Monday, 29 August 2016

Playing and Working at Coming Clean




Playing and Working at Coming Clean  by Dr Elizabeth McCardell, M. Couns., PhD


In this article I write about working at coming clean as part of a life’s individuation process.  It comes in two parts: The first written around 2pm and the second part, composed at 8pm. My reason is that the first expresses an exuberance untempered by useful critique and the latter with its bit of  reality check. Neither exuberance nor reality check are any better than the other, for both get change going and maintaining it.

2pm  
     I have taken up the cello again after a six year break. I’m revisiting the music I knew so well for the decades of music making and it is exhilarating.

      The cello sings my soul and I love it dearly and deeply.  I hear the music in my dreams, I hear it on the wind, I hear it among trees, in the ocean, on the streets, I hear it even in engines. 

     I was sixteen when I first sat down with a cello. It was exquisite. I’d played the violin for six years and, while quite nice, it didn’t fill me with joy. I asked my father if I could learn to play this instrument and he, dear man, found a cello and a teacher and so it began, this love affair of mine.
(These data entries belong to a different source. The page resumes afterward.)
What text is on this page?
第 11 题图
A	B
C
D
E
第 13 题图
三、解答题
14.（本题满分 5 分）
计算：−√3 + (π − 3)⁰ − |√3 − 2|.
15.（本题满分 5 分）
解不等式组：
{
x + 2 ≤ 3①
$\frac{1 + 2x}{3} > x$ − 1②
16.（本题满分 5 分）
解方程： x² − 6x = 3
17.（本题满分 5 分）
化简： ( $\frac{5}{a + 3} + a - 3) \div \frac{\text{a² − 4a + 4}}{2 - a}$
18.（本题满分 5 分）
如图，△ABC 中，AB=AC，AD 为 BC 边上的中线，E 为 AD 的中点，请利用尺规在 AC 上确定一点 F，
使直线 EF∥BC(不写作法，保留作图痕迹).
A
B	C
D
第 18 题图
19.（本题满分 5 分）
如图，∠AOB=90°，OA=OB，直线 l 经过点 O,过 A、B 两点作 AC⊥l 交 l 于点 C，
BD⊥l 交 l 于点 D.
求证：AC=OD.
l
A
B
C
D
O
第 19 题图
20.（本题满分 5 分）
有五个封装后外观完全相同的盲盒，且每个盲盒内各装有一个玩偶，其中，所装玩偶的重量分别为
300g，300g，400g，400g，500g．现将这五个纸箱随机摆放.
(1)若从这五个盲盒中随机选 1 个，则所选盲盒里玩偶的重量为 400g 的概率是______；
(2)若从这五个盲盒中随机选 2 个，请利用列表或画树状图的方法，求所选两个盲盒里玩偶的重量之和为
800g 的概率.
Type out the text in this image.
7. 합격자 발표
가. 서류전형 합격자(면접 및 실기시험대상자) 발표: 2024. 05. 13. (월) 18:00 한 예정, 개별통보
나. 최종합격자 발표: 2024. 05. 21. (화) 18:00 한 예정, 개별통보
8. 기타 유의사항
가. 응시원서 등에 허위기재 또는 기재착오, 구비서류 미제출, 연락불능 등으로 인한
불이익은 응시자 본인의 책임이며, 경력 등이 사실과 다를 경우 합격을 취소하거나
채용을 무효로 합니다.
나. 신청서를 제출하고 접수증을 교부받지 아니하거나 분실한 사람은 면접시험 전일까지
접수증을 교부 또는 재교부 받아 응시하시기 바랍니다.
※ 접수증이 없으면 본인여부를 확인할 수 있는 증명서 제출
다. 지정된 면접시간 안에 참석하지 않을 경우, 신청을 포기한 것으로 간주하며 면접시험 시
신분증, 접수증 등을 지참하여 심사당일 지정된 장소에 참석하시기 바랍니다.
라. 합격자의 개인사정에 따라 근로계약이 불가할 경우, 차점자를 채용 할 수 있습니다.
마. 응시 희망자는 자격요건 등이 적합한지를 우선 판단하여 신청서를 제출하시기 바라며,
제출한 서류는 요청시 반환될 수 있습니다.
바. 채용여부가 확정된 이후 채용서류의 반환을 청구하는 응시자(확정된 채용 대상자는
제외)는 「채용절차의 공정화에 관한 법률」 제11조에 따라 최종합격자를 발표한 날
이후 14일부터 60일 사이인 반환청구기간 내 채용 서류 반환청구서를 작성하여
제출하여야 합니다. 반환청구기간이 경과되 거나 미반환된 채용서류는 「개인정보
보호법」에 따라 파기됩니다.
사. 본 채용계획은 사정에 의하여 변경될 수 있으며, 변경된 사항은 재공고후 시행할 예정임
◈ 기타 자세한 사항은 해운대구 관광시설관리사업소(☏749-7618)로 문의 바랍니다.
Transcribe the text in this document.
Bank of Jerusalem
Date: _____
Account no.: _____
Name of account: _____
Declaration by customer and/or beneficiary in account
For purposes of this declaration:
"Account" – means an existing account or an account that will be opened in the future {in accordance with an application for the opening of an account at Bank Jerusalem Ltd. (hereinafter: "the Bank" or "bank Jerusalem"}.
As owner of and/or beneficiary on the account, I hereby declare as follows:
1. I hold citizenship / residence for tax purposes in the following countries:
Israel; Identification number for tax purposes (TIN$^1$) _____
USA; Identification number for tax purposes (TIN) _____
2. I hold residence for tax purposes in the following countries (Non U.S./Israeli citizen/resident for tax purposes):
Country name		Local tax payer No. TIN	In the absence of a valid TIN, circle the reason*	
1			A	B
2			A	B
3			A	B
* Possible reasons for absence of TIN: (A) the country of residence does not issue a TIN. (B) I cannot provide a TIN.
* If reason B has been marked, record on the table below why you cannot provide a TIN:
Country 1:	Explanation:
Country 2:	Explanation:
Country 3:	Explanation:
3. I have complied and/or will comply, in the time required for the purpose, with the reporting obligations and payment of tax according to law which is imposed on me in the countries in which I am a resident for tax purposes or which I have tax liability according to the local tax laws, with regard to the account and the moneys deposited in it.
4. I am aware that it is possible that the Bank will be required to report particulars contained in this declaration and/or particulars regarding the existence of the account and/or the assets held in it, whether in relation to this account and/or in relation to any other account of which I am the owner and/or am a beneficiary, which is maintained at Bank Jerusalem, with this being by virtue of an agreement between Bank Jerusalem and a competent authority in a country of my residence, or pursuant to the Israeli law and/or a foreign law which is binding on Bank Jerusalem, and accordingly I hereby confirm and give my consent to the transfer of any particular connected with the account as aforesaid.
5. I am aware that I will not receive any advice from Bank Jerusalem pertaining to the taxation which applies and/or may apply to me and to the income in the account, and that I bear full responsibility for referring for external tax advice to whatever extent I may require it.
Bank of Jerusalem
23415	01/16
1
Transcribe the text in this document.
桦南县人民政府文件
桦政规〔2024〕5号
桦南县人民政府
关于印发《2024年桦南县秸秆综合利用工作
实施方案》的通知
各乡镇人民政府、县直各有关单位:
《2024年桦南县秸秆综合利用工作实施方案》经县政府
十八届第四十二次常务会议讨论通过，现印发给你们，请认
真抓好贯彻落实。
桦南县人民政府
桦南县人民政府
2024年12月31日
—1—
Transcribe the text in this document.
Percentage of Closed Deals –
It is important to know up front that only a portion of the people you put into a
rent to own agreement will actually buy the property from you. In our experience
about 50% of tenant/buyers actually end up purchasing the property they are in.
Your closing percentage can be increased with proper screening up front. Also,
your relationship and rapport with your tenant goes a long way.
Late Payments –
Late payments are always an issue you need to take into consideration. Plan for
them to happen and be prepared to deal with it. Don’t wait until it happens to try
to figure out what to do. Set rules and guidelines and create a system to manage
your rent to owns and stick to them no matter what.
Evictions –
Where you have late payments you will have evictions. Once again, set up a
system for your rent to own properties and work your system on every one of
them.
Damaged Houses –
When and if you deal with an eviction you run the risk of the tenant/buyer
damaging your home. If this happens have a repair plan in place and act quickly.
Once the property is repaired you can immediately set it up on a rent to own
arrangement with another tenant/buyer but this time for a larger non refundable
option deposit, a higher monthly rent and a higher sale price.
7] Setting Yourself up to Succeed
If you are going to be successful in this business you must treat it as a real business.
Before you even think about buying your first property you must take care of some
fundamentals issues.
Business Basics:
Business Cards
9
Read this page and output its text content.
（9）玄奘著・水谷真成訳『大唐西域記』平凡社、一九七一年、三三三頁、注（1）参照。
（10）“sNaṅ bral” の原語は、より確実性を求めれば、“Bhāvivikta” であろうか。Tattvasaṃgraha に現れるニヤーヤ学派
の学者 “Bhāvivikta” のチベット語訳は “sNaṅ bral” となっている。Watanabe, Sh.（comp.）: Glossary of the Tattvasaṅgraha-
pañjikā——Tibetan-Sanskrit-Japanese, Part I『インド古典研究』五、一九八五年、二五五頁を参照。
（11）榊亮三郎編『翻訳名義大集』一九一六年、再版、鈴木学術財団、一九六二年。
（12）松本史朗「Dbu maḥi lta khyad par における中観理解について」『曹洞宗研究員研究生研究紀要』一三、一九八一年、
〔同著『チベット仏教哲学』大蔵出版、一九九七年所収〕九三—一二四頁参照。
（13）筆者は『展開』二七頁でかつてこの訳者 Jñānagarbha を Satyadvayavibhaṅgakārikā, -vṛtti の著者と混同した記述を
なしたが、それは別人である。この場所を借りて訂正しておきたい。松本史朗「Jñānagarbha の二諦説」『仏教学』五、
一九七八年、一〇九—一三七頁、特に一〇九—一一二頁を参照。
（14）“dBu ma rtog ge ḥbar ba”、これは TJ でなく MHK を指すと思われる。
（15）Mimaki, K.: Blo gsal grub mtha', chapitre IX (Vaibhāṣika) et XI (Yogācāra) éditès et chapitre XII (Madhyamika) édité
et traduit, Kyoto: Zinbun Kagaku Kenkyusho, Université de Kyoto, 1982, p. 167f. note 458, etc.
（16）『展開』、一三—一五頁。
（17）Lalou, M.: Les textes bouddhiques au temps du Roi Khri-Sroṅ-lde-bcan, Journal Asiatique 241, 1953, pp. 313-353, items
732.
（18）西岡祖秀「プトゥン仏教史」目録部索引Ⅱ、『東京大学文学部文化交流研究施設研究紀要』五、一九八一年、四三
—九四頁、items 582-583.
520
     Hearing and playing the music that sets one alight  is part of a celebration of integration of being who I am. Many people can identify with that, I know. Runners, cyclists, dancers, shelf stackers, writers,  even hypnotherapists and their clients, all know “the zone”. This flow is the state of relaxed focus that energizes us and it is something that has the power to change us fundamentally as we let go of old restrictive mind games.

8pm
     I drove to my cello lesson today in a town an hour from home, met my new teacher, took my beloved instrument from its case, tuned it up, and started playing. I played like a person only half awake, only partly conscious: old bad habits and weak hands  mingled  with passion, as well as a sneaky awareness that for a long time I was not using all of my brain. There was a passage I could not get right and I was mortified that I couldn’t do it. I felt such a fool. My teacher pointed out what I was not doing right and how I could make it better, and he wouldn’t let up. I had to do it.  I took over from his insistence and made myself do it.  I had become aware of my own muddied confusion and wanted clarity.

     This has given me an acute awareness of what my clients feel as they begin the process of detaching from old, damaging patterns and habits in their lives. First there may be an exuberance for the new work, but then the realization that strategies are needed to maintain and extend new insights. Both exuberance and plain old work are part of the transformative process of individuation. Individuation, as
the Swiss psychiatrist, Carl Jung (1875 – 1961) described it, is the bringing and integrating into consciousness the personal and collective unconscious. It is integral to the development of a sense of selfhood. It is also a process that continues throughout life.

     Music making is a wonderful metaphor for this individuation process. There is passion and desire for making music, for hearing it from the mountain tops, in the wind, and under the sea (I sometimes sing trumpet voluntaries while snorkelling),  and then there is the work: the adherence to making the making of music as clear as can be. It is as much a discipline as a passion. We want to live cleanly because we want to be understood, heard for who we are, and we want to speak clearly our truth without muddied confusion, and we seek uncluttered being. Both making music and therapy are neat ways of learning to do that, because the disciplined flow takes us there, without losing the passion. The soul sings.